Linked SBOM page, added scheduled run to update SBOM reports after new SBOMs are generated (#103)

kchudy · web-flow · commit fd69e5cebc3b · 2025-10-02T11:52:39.000+02:00
* Added scheduled run

* Linked sbom page
diff --git a/.github/workflows/deploy.yml b/.github/workflows/deploy.yml
@@ -4,6 +4,8 @@ on:
   push:
     branches:
       - main
+  schedule:
+    - cron: '30 3 * * *' # 3:30 AM UTC (SBOMs regenerate at 2:30 AM UTC)
 
 # Sets permissions of the GITHUB_TOKEN to allow deployment to GitHub Pages
 permissions:
diff --git a/src/pages/sbom.astro b/src/pages/sbom.astro
@@ -128,7 +128,7 @@ const tags = [
   <Navigation activeSlug="/security/" />
 
   <main id="home-page">
-    <FlexibleSection leftRatio={1} title="What is SBOM?" theme="light">
+    <FlexibleSection leftRatio={1} title="What is SBOM?" theme="light" id="what-is-sbom">
       <div slot="left" class="sbom-intro">
         <p>
           A <strong>Software Bill of Materials (SBOM)</strong> is a structured inventory of all components that make up
@@ -151,7 +151,7 @@ const tags = [
     </FlexibleSection>
 
   
-    <FlexibleSection leftRatio={1} title="SBOM file list with vulnerability status" theme="light">
+    <FlexibleSection leftRatio={1} title="SBOM file list with vulnerability status" theme="light" id="sbom-list">
       <div slot="left" class="sbom-filelist">
         <p>
           Separate SBOMs are available for <strong>mobile apps</strong> (Android, iOS), the <strong>desktop app</strong>
diff --git a/src/pages/security.astro b/src/pages/security.astro
@@ -45,8 +45,9 @@ const tags = [
       title="Our Security Approach"
       description="Building a secure software is a mindset. Features, great UI, and easy deployment are often things that draw users to the software, but when building software in the cybersecurity space, the approach to security should be what tips the scales of choice. Here is ours."
       buttons={[
-        { name: "Pentesting Security Report", link: "/pentesting/" },
-        { name: "Vulnerability Disclosure Process", link: "#VDP" }
+        { name: "Pentesting Report", link: "/pentesting/" },
+        { name: "Daily SBOM CVE scans", link: "/sbom/" },
+        { name: "Vulnerability Disclosure", link: "#VDP" }
       ]}
     />
 
@@ -128,10 +129,17 @@ const tags = [
       <div slot="left">
         <ul>
           <li>As far as we know, we are <b>the only VPN solution that publishes 
-          <a href="https://defguard.net/pentesting/">detailed penetration testing reports</b> 
+          <a href="/pentesting/">detailed penetration testing reports</b> 
           from periodic security audits</a> conducted by <a href="https://isec.pl" target="_blank">
             ISEC</a> on all Defguard components.
           </li>
+          <li>
+            We publish <b>Software Bill of Materials (SBOM)</b> for all our components, providing 
+            <a href="/sbom/">detailed information</a> about the ingridients of the software we ship. 

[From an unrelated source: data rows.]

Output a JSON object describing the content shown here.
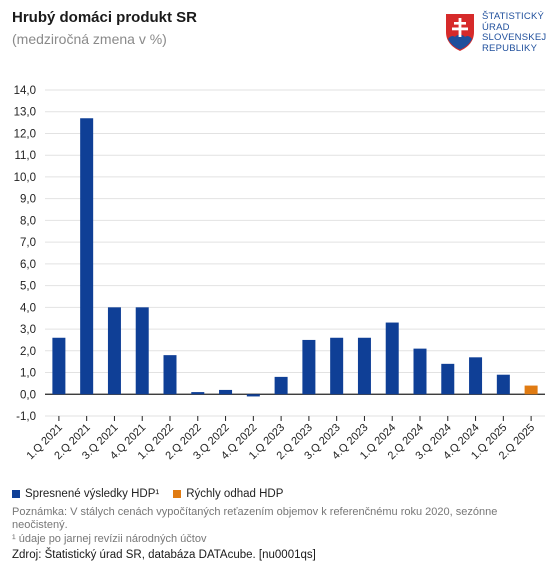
{
  "header": {
    "title": "Hrubý domáci produkt SR",
    "subtitle": "(medziročná zmena v %)"
  },
  "logo": {
    "lines": [
      "ŠTATISTICKÝ",
      "ÚRAD",
      "SLOVENSKEJ",
      "REPUBLIKY"
    ]
  },
  "chart_data": {
    "type": "bar",
    "title": "Hrubý domáci produkt SR",
    "subtitle": "(medziročná zmena v %)",
    "xlabel": "",
    "ylabel": "",
    "ylim": [
      -1.0,
      14.0
    ],
    "yticks": [
      "-1,0",
      "0,0",
      "1,0",
      "2,0",
      "3,0",
      "4,0",
      "5,0",
      "6,0",
      "7,0",
      "8,0",
      "9,0",
      "10,0",
      "11,0",
      "12,0",
      "13,0",
      "14,0"
    ],
    "grid": true,
    "categories": [
      "1.Q 2021",
      "2.Q 2021",
      "3.Q 2021",
      "4.Q 2021",
      "1.Q 2022",
      "2.Q 2022",
      "3.Q 2022",
      "4.Q 2022",
      "1.Q 2023",
      "2.Q 2023",
      "3.Q 2023",
      "4.Q 2023",
      "1.Q 2024",
      "2.Q 2024",
      "3.Q 2024",
      "4.Q 2024",
      "1.Q 2025",
      "2.Q 2025"
    ],
    "series": [
      {
        "name": "Spresnené výsledky HDP¹",
        "color": "#0f3f96",
        "values": [
          2.6,
          12.7,
          4.0,
          4.0,
          1.8,
          0.1,
          0.2,
          -0.1,
          0.8,
          2.5,
          2.6,
          2.6,
          3.3,
          2.1,
          1.4,
          1.7,
          0.9,
          null
        ]
      },
      {
        "name": "Rýchly odhad HDP",
        "color": "#e07b12",
        "values": [
          null,
          null,
          null,
          null,
          null,
          null,
          null,
          null,
          null,
          null,
          null,
          null,
          null,
          null,
          null,
          null,
          null,
          0.4
        ]
      }
    ],
    "legend_position": "bottom-left"
  },
  "legend": [
    {
      "label": "Spresnené výsledky HDP¹",
      "color": "#0f3f96"
    },
    {
      "label": "Rýchly odhad HDP",
      "color": "#e07b12"
    }
  ],
  "notes": {
    "note1": "Poznámka: V stálych cenách vypočítaných reťazením objemov k referenčnému roku 2020, sezónne neočistený.",
    "note2": "¹ údaje po jarnej revízii národných účtov",
    "source": "Zdroj: Štatistický úrad SR, databáza DATAcube. [nu0001qs]"
  }
}
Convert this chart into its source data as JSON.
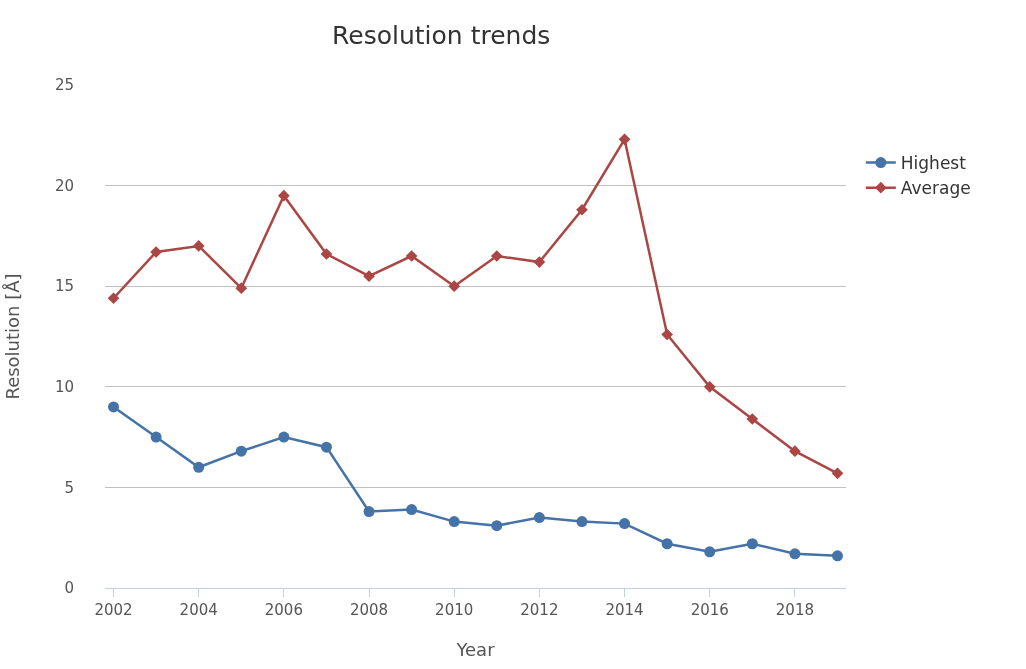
{
  "chart_data": {
    "type": "line",
    "title": "Resolution trends",
    "xlabel": "Year",
    "ylabel": "Resolution [Å]",
    "x": [
      2002,
      2003,
      2004,
      2005,
      2006,
      2007,
      2008,
      2009,
      2010,
      2011,
      2012,
      2013,
      2014,
      2015,
      2016,
      2017,
      2018,
      2019
    ],
    "series": [
      {
        "name": "Highest",
        "color": "#4572a7",
        "marker": "circle",
        "values": [
          9.0,
          7.5,
          6.0,
          6.8,
          7.5,
          7.0,
          3.8,
          3.9,
          3.3,
          3.1,
          3.5,
          3.3,
          3.2,
          2.2,
          1.8,
          2.2,
          1.7,
          1.6
        ]
      },
      {
        "name": "Average",
        "color": "#aa4643",
        "marker": "diamond",
        "values": [
          14.4,
          16.7,
          17.0,
          14.9,
          19.5,
          16.6,
          15.5,
          16.5,
          15.0,
          16.5,
          16.2,
          18.8,
          22.3,
          12.6,
          10.0,
          8.4,
          6.8,
          5.7
        ]
      }
    ],
    "xlim": [
      2001.8,
      2019.2
    ],
    "xticks": [
      2002,
      2004,
      2006,
      2008,
      2010,
      2012,
      2014,
      2016,
      2018
    ],
    "ylim": [
      0,
      25
    ],
    "yticks": [
      0,
      5,
      10,
      15,
      20,
      25
    ],
    "grid": "y",
    "legend": "right"
  }
}
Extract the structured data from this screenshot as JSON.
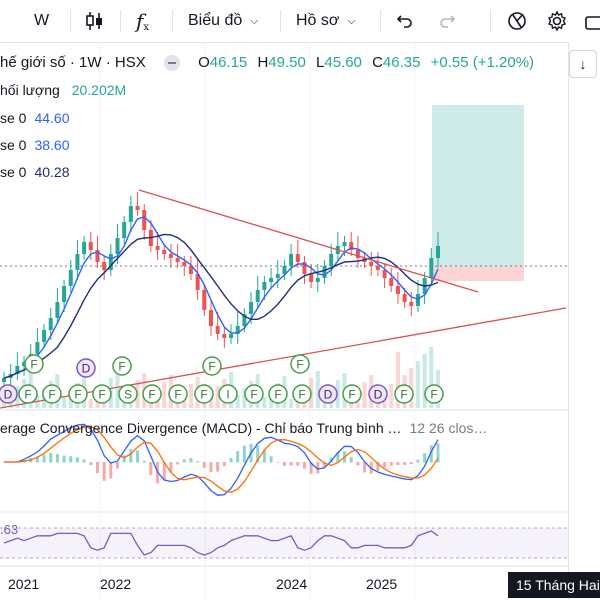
{
  "toolbar": {
    "interval": "W",
    "indicators_icon": "fx-icon",
    "layout_label": "Biểu đồ",
    "profile_label": "Hồ sơ"
  },
  "legend": {
    "symbol": "hế giới số · 1W · HSX",
    "open_label": "O",
    "open": "46.15",
    "high_label": "H",
    "high": "49.50",
    "low_label": "L",
    "low": "45.60",
    "close_label": "C",
    "close": "46.35",
    "change": "+0.55 (+1.20%)",
    "volume_label": "hối lượng",
    "volume": "20.202M"
  },
  "indicators": [
    {
      "label": "se 0",
      "value": "44.60",
      "color": "#2962ff"
    },
    {
      "label": "se 0",
      "value": "38.60",
      "color": "#2962ff"
    },
    {
      "label": "se 0",
      "value": "40.28",
      "color": "#1e2f7a"
    }
  ],
  "macd_label": "erage Convergence Divergence (MACD) - Chỉ báo Trung bình …",
  "macd_params": "12 26 clos…",
  "rsi_value": ".63",
  "x_axis": [
    "2021",
    "2022",
    "2024",
    "2025"
  ],
  "date_tag": "15 Tháng Hai",
  "colors": {
    "up": "#26a69a",
    "down": "#ef5350",
    "trend": "#d9534f",
    "ma": "#2962ff",
    "macd": "#2962ff",
    "signal": "#ff6d00",
    "rsi": "#7e57c2"
  },
  "chart_data": {
    "type": "candlestick",
    "x_ticks": [
      "2021",
      "2022",
      "2024",
      "2025"
    ],
    "price_close": [
      13,
      14,
      16,
      17,
      19,
      22,
      25,
      28,
      32,
      36,
      40,
      44,
      47,
      45,
      42,
      40,
      44,
      48,
      52,
      56,
      55,
      50,
      46,
      45,
      44,
      43,
      42,
      41,
      39,
      35,
      30,
      26,
      24,
      23,
      24,
      26,
      29,
      32,
      35,
      37,
      38,
      39,
      41,
      44,
      42,
      39,
      37,
      38,
      41,
      44,
      46,
      47,
      45,
      43,
      42,
      41,
      40,
      38,
      36,
      34,
      32,
      31,
      34,
      38,
      43,
      46
    ],
    "annotations": [
      "D",
      "F",
      "F",
      "F",
      "F",
      "S",
      "F",
      "F",
      "F",
      "I",
      "F",
      "F",
      "F",
      "D",
      "F"
    ]
  }
}
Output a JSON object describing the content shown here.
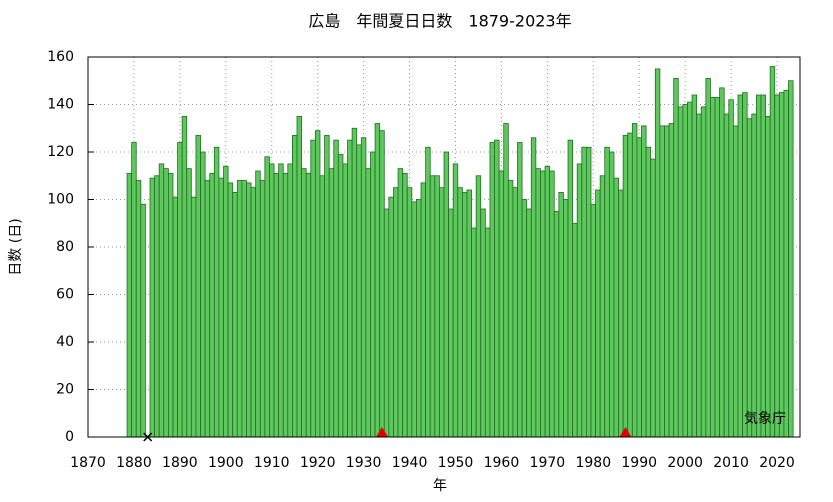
{
  "chart_data": {
    "type": "bar",
    "title": "広島　年間夏日日数　1879-2023年",
    "xlabel": "年",
    "ylabel": "日数 (日)",
    "annotation": "気象庁",
    "x": [
      1879,
      1880,
      1881,
      1882,
      1883,
      1884,
      1885,
      1886,
      1887,
      1888,
      1889,
      1890,
      1891,
      1892,
      1893,
      1894,
      1895,
      1896,
      1897,
      1898,
      1899,
      1900,
      1901,
      1902,
      1903,
      1904,
      1905,
      1906,
      1907,
      1908,
      1909,
      1910,
      1911,
      1912,
      1913,
      1914,
      1915,
      1916,
      1917,
      1918,
      1919,
      1920,
      1921,
      1922,
      1923,
      1924,
      1925,
      1926,
      1927,
      1928,
      1929,
      1930,
      1931,
      1932,
      1933,
      1934,
      1935,
      1936,
      1937,
      1938,
      1939,
      1940,
      1941,
      1942,
      1943,
      1944,
      1945,
      1946,
      1947,
      1948,
      1949,
      1950,
      1951,
      1952,
      1953,
      1954,
      1955,
      1956,
      1957,
      1958,
      1959,
      1960,
      1961,
      1962,
      1963,
      1964,
      1965,
      1966,
      1967,
      1968,
      1969,
      1970,
      1971,
      1972,
      1973,
      1974,
      1975,
      1976,
      1977,
      1978,
      1979,
      1980,
      1981,
      1982,
      1983,
      1984,
      1985,
      1986,
      1987,
      1988,
      1989,
      1990,
      1991,
      1992,
      1993,
      1994,
      1995,
      1996,
      1997,
      1998,
      1999,
      2000,
      2001,
      2002,
      2003,
      2004,
      2005,
      2006,
      2007,
      2008,
      2009,
      2010,
      2011,
      2012,
      2013,
      2014,
      2015,
      2016,
      2017,
      2018,
      2019,
      2020,
      2021,
      2022,
      2023
    ],
    "values": [
      111,
      124,
      108,
      98,
      null,
      109,
      110,
      115,
      113,
      111,
      101,
      124,
      135,
      113,
      101,
      127,
      120,
      108,
      111,
      122,
      109,
      114,
      107,
      103,
      108,
      108,
      107,
      105,
      112,
      108,
      118,
      115,
      111,
      115,
      111,
      115,
      127,
      135,
      113,
      111,
      125,
      129,
      110,
      127,
      113,
      125,
      119,
      115,
      125,
      130,
      123,
      126,
      113,
      120,
      132,
      129,
      96,
      101,
      105,
      113,
      111,
      105,
      99,
      100,
      107,
      122,
      110,
      110,
      105,
      120,
      96,
      115,
      105,
      103,
      104,
      88,
      110,
      96,
      88,
      124,
      125,
      112,
      132,
      108,
      105,
      124,
      100,
      96,
      126,
      113,
      112,
      114,
      112,
      95,
      103,
      100,
      125,
      90,
      115,
      122,
      122,
      98,
      104,
      110,
      122,
      120,
      109,
      104,
      127,
      128,
      132,
      126,
      131,
      122,
      117,
      155,
      131,
      131,
      132,
      151,
      139,
      140,
      141,
      144,
      136,
      139,
      151,
      143,
      143,
      147,
      136,
      142,
      131,
      144,
      145,
      134,
      136,
      144,
      144,
      135,
      156,
      144,
      145,
      146,
      150
    ],
    "color": "#5ec85e",
    "edgecolor": "#1f6e1f",
    "markers": [
      {
        "x": 1883,
        "symbol": "cross",
        "color": "#000000"
      },
      {
        "x": 1934,
        "symbol": "triangle",
        "color": "#e00000"
      },
      {
        "x": 1987,
        "symbol": "triangle",
        "color": "#e00000"
      }
    ],
    "xlim": [
      1870,
      2025
    ],
    "xticks": [
      1870,
      1880,
      1890,
      1900,
      1910,
      1920,
      1930,
      1940,
      1950,
      1960,
      1970,
      1980,
      1990,
      2000,
      2010,
      2020
    ],
    "ylim": [
      0,
      160
    ],
    "yticks": [
      0,
      20,
      40,
      60,
      80,
      100,
      120,
      140,
      160
    ],
    "grid": true
  }
}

+            Every day we use the SBOMs to scan for vulnerabilities in our dependencies and publish 
+            the <a href="/sbom#sbom-list">results</a>.
+            <b>Reacting to new vulnerabilities is a high priority for us.</b>
+          </li>
           <li>
             Most of our code is open source, and the enterprise part is open code —
             enabling you to freely test and verify.